River City Brass Band returns with “The Power of Energy” on March 22.

On April 6, The Cooke Booke: Music of Sam Cooke pays tribute to the man who invented soul.

Starring Darrian Ford, the show features Cooke’s greatest hits and some lesser known gems.

Considered by many to be the definitive soul singer, Sam Cooke blended sensuality and spirituality, sophistication and soul, movie-idol looks and gospel singer poise.

Songs like “Chain Gang,” “Cupid” and “A Change is Gonna Come” – recognized as one of the first civil rights protest songs – are among 19 numbers that comprise the musical revue.

“Darrian Ford is not impersonating but celebrating the music of Sam Cooke,” Bodolosky said.

There will be no political satire of Capitol Steps this season.

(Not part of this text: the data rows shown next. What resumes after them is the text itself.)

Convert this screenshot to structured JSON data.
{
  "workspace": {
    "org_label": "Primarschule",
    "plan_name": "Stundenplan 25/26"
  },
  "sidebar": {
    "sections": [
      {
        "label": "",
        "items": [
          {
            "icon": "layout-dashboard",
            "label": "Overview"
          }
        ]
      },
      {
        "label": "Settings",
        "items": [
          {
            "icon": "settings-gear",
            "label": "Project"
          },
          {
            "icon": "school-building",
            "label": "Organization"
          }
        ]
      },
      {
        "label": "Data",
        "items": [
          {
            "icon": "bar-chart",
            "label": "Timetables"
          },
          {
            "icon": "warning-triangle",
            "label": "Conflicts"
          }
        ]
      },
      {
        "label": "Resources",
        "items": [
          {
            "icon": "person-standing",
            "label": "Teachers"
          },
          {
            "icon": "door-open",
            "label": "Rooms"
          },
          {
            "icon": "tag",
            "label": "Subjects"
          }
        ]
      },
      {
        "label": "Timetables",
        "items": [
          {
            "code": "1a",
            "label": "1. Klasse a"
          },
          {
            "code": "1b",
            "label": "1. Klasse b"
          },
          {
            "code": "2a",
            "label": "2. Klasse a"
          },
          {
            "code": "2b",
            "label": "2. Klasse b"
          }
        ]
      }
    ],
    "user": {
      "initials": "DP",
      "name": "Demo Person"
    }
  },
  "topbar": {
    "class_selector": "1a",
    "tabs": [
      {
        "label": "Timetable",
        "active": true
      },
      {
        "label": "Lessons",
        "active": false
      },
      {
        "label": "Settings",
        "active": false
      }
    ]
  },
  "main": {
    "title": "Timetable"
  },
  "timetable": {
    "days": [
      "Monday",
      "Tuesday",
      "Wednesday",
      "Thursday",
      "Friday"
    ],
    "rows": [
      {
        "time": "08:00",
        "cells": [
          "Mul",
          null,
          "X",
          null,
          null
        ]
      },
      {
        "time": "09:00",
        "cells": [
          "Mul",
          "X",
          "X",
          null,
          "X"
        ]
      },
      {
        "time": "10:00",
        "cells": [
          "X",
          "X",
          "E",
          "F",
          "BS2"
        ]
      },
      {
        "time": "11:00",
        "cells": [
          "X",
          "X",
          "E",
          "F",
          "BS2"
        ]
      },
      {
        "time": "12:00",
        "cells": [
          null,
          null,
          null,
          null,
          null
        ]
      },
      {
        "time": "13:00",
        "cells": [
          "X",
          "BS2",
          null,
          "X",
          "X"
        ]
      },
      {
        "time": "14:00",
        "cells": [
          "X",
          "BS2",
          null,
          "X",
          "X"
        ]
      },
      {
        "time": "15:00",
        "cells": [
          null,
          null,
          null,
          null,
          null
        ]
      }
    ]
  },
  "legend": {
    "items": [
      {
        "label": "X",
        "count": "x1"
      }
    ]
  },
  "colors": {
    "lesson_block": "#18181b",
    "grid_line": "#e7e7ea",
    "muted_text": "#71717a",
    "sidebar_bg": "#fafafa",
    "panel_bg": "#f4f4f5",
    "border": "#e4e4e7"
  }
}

Instead, Chicago City Limits will bring its legendary improvisational show to the arts center.

Founded in Chicago in 1977 by actors participating in the Second City workshops, the group relocated to New York in 1980 and began an off-Broadway run of more than 8,500 performances.

Chicago City Limits combines sketch comedy, musical theater and audience-inspired improvisations.

“Someone yells out a subject and the majority of the show is created on the spot,” Bodolosky said. “There is a lot of audience interaction.”

Rounding out the season is “Hair,” the Broadway musical, on May 10.

This Tony Award-winning Broadway musical celebrates youth and a poignant journey through a tumultuous 1960s America.